Good Foods vs Bad Foods
Posted on 1st September 2021 at 23:11
Do you find yourself separating food groups into 'good' vs 'bad'? Do you punish yourself for having a 'treat' or a 'cheat day'? I'm breaking these misconceptions, take a look here to find out more.
Why is this mentality harmful?
Are you guilty of having a negative view towards certain food groups?
How often have your friends said to you:
“Oh, I had a takeaway last night, I’m so bad”
“I fancy a naughty chocolate bar.”
“I cheated on my diet, I have a biscuit.”
It’s likely become so normal for these conversations to happen now that you might not even notice the negative connotations that are being built around certain food groups.
But the fact that this harmful mentality has become second nature to so many women is a huge part of the problem.
Why are some foods seen as 'bad'?
The foods which are often seen as being ‘bad’ or ‘out of bounds’ are those with high fat and sugar contents. They also happen to be the ones you’re most likely to crave and will be wanting to cut out when trying to lose weight.
They’re the types of foods that many fad diets will tell you that you ‘cannot have’, reinforcing this mentality.
Whether this is chocolate, sweets, fizzy drinks, fast food, high carb meals… The problem is the same.
By taking your ‘favourite’ foods and associating them with negative phrases, you’re going to believe you need to punish yourself by not having them.
You’ll feel as if you have ‘slipped up’ or ‘fallen off the wagon’ if you have even the smallest amount of them.
You’ll feel like a failure.
And ultimately, by denying yourself even small servings of these foods you’ll likely find yourself craving them more and more, until you binge.
The key really is to have everything in moderation.
Imagine the following scenario
You fancy a chocolate bar. The one you want is around 150 calories. You tell yourself that chocolate bars are bad and you don’t want to break your diet, so instead you’ll compromise and will have a cereal bar.
The cereal bar is lower in calories, at 90 calories per serving. It’s tasty, but still contains quite a lot of sugar content. But ultimately, it’s not the chocolate bar you really wanted, so you’re still not satisfied.
“I can’t have chocolate,” you’ll say, “so instead I’ll have a satsuma to fill me up. Fruit is healthy, it’s a good food.”
You’ll consume another 50 calories in the form of a satsuma and a couple of hours will pass.

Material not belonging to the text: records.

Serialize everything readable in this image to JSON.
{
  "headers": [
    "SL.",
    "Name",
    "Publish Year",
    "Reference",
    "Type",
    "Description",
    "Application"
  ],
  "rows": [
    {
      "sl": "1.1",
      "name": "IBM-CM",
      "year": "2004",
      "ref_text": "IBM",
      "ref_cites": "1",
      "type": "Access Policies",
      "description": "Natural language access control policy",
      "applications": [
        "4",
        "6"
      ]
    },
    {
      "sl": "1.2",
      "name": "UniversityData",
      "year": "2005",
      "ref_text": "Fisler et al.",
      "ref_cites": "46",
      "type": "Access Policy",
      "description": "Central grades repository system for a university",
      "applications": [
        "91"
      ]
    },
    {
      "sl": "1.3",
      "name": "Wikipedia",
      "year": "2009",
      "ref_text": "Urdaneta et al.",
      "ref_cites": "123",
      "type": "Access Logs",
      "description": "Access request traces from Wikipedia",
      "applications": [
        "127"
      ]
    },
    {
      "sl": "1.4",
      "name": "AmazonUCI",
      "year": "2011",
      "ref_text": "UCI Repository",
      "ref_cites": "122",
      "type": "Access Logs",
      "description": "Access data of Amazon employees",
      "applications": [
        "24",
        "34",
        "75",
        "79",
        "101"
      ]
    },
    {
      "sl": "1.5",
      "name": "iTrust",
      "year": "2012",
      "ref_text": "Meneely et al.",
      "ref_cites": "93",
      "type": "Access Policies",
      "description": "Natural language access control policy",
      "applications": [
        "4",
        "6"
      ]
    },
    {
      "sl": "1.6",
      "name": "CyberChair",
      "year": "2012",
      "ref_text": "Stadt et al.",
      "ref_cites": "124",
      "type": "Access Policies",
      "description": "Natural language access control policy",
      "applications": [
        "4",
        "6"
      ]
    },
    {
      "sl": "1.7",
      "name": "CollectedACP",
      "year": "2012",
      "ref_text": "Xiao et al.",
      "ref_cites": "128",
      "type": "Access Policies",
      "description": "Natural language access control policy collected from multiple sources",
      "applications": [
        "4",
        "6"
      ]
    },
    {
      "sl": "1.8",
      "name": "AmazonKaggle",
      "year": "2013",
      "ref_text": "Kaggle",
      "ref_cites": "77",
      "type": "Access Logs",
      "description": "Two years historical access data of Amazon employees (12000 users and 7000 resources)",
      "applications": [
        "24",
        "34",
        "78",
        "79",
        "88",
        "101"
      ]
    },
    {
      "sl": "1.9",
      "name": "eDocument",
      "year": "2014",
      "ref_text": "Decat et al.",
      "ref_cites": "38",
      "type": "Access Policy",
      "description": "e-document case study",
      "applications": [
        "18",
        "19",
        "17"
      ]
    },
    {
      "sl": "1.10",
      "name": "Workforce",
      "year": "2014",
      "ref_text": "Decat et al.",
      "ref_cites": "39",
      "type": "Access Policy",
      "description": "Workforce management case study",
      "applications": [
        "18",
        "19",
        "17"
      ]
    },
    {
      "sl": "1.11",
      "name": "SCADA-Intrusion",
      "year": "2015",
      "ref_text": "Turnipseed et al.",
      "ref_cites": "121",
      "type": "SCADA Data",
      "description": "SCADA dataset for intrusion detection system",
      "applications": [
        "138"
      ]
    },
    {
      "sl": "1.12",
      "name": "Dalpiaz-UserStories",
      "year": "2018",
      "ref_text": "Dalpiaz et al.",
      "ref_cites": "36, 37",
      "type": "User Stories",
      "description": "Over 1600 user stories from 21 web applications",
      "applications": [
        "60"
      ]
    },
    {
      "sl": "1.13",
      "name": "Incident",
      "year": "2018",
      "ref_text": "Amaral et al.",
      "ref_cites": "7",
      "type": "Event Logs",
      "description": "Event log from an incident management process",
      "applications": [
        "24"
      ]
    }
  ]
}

While it filled a hole, you’re still thinking about that chocolate bar. So maybe you’ll reach for another healthy alternative. You’re not really ‘hungry’, you’re snacking… but you’re reaching for ‘healthier’ alternatives. Perhaps a rice cake, or a cracker. You’ll consume another 50 calories searching for a low calorie alternative to the chocolate bar you so crave, because you’re ‘hungry’.
But a little bit more time passes and you’ve denied yourself the chocolate bar for so long, that you begin to crave it more and more.
So now you’re beginning to struggle.
You’re beating yourself up, trying to resist… but eventually, you give in.
You’ll reach for the chocolate bar and will enjoy every piece.
Maybe you’ll even reach for another, because the feeling you get now you’ve finally allowed yourself to satisfy your cravings is absolutely overwhelming.
So now for the sake of just one chocolate bar, you’ve consumed around 350 calories.
You’ll also be beating yourself up and feeling like a failure.
But it doesn’t have to be this way.
Imagine the scenario again, but this time when the craving hits you and you really fancy the chocolate bar… allow yourself to have one serving.
Don’t beat yourself up for it.
Don’t feel badly about it.
Just enjoy a small serving of chocolate, maybe pair it with something ‘healthier’ like fruit if you’re looking for a more substantial meal, or enjoy it as a standalone snack if that’s what you fancy.
Eat it. Enjoy it. Record it in your food diary if you have one… and move on!
You have not failed for eating one chocolate bar.
In fact, enjoying sweet treats in moderation is all part of having a healthy and balanced diet.
Denying yourself these foods only makes you crave them more.
Focus not on ‘what’ foods you eat, but the nutritional values of each of them.
Look at your overall daily intake and make sure to fuel your body with everything it needs to thrive.